I feel lucky to have such a plan. Although work structure would be good there are many days I can't get out of bed and my memory and word finding capability is very bad ( not so good for a public speaker!)....so I keep waiting for meds that work....I force myself to go to outreach programs at the hospital. This helps make me get dressed showered etc. plus I have a loving husband and four kids to keep me from giving in...they get me up in the morning. I want to avoid them but they won't let me o;)
Good luck with your situation!
Mags

> > Working provides a structure to my day that I can't give myself
> > and contact with other people which I would choose not to have.
> I think you're right about structure--that's part of why I'm hesitant to ask for leave, even though it *seems* relatively easy to get through my co. Ironically, I think I might actually get more social contact with people if I took some time off and did volunteer work, as I have a long commute and a solitary job.
>
> > I find it much harder to go back than it would have been to just continue slogging along.
> Another important point...
>
> > I'm sure that there are exceptions where it would be better to leave. [snip] You'll need to decide for yourself which group you're in.
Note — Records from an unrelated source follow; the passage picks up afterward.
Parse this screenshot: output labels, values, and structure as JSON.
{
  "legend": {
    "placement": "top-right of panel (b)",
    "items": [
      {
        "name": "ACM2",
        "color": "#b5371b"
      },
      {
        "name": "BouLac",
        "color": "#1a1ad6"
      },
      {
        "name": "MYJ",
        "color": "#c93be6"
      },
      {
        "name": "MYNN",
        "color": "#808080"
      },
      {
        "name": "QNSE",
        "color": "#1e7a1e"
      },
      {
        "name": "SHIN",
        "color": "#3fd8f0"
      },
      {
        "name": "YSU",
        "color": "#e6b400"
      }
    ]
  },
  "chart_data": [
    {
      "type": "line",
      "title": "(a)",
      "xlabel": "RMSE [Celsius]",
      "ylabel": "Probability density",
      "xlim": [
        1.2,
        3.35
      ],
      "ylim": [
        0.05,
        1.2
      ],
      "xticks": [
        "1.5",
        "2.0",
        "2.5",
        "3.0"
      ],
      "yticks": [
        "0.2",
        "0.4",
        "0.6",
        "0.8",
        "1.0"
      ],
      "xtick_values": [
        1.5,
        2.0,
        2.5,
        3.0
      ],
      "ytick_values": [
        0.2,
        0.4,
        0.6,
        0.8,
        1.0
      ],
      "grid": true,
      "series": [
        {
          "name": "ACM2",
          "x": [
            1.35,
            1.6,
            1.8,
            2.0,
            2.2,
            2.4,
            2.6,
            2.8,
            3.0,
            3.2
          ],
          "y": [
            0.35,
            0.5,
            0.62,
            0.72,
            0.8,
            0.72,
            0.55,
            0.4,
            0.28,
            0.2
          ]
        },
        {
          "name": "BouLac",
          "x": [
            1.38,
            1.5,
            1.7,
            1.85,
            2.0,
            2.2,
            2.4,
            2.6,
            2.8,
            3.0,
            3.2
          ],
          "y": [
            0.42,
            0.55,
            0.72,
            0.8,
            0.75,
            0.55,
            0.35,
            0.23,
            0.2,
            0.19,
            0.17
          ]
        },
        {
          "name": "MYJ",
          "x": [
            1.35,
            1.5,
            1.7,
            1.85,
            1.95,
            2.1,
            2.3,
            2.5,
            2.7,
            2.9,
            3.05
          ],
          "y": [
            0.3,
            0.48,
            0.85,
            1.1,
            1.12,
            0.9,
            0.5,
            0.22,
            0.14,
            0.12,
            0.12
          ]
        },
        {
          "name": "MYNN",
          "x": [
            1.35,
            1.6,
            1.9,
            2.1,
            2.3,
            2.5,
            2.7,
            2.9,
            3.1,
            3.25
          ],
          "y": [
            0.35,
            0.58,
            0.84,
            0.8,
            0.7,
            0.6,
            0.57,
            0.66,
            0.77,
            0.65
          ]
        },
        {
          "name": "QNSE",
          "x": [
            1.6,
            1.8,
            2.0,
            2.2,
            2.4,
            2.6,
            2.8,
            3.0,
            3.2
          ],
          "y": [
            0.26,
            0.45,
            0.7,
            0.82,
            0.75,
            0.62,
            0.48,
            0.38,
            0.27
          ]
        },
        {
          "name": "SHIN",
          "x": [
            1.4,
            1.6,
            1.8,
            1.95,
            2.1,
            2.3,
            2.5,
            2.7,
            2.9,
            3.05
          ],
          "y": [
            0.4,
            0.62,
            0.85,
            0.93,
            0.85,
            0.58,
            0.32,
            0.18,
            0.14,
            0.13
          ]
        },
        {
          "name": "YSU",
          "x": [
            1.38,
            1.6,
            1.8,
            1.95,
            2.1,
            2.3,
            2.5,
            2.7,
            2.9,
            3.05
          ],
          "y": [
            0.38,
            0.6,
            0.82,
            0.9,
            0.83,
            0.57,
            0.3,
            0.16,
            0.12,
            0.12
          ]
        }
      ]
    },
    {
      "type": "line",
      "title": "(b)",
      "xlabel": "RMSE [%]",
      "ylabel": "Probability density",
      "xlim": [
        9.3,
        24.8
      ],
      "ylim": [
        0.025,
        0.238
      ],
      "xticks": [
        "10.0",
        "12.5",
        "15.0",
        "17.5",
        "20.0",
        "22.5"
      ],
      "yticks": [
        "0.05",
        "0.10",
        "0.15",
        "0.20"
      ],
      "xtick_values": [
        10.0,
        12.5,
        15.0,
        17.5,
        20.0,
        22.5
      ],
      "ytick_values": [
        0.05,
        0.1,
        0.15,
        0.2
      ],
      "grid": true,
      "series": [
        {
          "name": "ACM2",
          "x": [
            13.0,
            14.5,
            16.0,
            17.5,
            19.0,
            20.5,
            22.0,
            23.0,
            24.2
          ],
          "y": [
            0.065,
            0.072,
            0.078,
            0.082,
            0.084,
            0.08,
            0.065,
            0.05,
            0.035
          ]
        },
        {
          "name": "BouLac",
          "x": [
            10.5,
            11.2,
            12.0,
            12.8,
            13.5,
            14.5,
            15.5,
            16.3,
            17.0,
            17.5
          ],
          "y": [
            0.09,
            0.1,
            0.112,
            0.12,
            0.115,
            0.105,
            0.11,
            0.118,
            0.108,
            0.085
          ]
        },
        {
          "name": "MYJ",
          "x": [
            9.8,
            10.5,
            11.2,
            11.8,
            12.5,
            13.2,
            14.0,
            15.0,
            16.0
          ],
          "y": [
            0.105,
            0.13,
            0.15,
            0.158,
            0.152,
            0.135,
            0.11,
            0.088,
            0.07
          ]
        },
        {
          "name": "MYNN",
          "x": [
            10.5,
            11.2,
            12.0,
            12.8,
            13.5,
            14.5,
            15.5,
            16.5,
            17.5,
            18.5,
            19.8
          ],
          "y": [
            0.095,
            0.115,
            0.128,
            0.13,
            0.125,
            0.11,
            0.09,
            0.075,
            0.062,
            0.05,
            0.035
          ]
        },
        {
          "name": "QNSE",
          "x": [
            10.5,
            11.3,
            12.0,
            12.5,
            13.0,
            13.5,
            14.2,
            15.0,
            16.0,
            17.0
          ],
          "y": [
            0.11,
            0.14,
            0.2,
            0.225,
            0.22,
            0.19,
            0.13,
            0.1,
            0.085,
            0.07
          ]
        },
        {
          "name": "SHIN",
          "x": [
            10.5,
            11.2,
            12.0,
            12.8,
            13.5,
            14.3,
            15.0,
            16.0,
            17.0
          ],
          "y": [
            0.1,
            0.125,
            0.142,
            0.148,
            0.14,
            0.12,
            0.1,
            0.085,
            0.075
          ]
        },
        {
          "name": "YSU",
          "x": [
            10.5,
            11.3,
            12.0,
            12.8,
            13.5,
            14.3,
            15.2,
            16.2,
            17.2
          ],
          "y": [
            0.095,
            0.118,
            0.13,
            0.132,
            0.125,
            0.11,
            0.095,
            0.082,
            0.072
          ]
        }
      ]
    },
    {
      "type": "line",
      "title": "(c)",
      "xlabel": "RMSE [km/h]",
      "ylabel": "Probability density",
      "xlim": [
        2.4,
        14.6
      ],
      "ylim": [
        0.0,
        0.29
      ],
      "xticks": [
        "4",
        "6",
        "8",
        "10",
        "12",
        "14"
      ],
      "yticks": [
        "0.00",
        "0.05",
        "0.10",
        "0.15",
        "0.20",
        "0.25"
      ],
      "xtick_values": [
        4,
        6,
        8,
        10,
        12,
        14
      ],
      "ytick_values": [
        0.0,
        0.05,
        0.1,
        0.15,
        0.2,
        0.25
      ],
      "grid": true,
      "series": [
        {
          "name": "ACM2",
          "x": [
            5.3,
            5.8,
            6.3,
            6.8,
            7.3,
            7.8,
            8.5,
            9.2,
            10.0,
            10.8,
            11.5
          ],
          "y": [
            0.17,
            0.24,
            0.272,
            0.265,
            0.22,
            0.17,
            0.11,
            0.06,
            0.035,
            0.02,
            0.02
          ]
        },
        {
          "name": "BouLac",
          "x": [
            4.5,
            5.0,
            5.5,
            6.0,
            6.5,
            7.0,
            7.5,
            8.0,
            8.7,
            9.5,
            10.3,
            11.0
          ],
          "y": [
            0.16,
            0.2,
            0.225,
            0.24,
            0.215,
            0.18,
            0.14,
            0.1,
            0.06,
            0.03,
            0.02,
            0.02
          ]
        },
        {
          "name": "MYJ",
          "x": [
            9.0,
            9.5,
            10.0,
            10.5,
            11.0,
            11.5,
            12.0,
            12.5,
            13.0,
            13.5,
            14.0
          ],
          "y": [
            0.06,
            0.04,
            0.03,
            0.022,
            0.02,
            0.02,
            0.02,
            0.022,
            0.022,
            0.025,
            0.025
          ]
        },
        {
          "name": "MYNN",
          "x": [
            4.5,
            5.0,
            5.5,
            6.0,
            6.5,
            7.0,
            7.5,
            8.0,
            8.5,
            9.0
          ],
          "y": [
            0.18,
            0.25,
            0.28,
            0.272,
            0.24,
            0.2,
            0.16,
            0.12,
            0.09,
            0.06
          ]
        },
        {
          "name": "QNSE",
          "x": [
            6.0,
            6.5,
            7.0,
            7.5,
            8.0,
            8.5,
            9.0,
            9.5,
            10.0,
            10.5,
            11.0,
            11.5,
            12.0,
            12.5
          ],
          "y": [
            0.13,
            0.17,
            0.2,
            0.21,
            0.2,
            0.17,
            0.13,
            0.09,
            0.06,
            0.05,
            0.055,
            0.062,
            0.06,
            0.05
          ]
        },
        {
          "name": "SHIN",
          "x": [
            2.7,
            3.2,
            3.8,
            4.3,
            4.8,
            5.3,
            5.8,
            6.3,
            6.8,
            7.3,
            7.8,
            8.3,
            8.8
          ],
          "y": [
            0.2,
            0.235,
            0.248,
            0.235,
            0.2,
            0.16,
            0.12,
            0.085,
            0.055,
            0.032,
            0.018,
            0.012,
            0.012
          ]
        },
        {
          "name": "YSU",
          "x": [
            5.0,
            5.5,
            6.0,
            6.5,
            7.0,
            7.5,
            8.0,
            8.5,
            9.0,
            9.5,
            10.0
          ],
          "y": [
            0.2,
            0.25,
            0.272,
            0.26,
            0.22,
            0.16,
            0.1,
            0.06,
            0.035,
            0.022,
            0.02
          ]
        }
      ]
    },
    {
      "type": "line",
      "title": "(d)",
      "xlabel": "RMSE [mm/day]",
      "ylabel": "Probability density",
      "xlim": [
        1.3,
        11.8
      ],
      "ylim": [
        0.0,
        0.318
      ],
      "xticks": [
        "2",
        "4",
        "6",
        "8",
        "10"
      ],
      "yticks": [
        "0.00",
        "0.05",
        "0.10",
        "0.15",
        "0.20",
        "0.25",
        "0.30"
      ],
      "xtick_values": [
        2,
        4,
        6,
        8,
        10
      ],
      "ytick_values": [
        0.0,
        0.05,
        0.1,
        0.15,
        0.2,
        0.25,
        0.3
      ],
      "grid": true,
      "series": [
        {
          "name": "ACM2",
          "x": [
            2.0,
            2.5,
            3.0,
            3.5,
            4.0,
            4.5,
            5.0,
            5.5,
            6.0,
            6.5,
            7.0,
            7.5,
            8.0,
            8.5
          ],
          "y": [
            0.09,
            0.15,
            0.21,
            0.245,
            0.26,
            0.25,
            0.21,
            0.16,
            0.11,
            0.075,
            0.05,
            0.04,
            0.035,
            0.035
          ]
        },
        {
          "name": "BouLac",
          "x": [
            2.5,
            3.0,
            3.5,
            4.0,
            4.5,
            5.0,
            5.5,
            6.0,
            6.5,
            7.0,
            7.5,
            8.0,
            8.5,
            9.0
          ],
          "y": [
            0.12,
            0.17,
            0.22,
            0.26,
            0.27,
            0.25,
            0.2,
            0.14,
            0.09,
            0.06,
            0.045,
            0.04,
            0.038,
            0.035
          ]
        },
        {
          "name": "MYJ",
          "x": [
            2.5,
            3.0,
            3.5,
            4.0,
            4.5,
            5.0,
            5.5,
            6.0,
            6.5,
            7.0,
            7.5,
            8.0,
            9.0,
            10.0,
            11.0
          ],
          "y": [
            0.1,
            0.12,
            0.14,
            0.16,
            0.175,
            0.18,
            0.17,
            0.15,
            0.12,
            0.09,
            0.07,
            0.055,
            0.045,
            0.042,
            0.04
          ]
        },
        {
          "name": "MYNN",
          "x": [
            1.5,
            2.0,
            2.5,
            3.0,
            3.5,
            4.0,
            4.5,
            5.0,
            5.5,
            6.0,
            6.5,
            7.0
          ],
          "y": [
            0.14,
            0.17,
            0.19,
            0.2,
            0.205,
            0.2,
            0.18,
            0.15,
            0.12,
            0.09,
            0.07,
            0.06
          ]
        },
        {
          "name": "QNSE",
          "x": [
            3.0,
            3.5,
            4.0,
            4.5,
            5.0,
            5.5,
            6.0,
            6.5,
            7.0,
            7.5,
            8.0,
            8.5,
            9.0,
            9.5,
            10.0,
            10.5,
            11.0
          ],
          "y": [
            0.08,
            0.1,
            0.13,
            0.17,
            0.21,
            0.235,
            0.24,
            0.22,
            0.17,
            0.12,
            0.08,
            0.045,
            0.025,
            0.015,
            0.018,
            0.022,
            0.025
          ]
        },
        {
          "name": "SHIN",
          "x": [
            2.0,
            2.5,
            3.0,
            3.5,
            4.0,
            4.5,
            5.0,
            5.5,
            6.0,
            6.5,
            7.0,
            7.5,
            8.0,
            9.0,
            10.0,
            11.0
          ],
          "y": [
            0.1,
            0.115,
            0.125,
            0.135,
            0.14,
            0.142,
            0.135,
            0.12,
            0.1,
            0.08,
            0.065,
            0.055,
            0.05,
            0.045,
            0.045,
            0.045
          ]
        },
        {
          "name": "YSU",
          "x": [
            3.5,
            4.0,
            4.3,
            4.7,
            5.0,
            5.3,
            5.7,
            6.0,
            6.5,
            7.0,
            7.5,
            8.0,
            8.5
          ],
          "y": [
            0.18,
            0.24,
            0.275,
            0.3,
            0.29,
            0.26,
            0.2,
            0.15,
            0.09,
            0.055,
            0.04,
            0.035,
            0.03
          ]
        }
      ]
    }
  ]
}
> ...but this is part of my concern too. Prof. licenses and continuity aren't really a concern for me, and I find that coming to work seems to make me feel worse, especially because of the commute. Alas, I think I just need to quit my job and find another that is closer and more team-oriented, but if I quit I will be an unemployed techie in the Bay Area, and the first time I did that was hard enough. Sigh.
>
> > By the way if you've been in treatment for 2 years and are now getting worse it may be time to look at a different treatment.
> Yes, I'm trying new medication regimens and now I'm going to talk therapy twice a week. I've only been with this therapist for nine months, so I don't think it's time to give up on her yet. :}
>
> Thanks for your response -- it's really good to get other people's perspectives about this.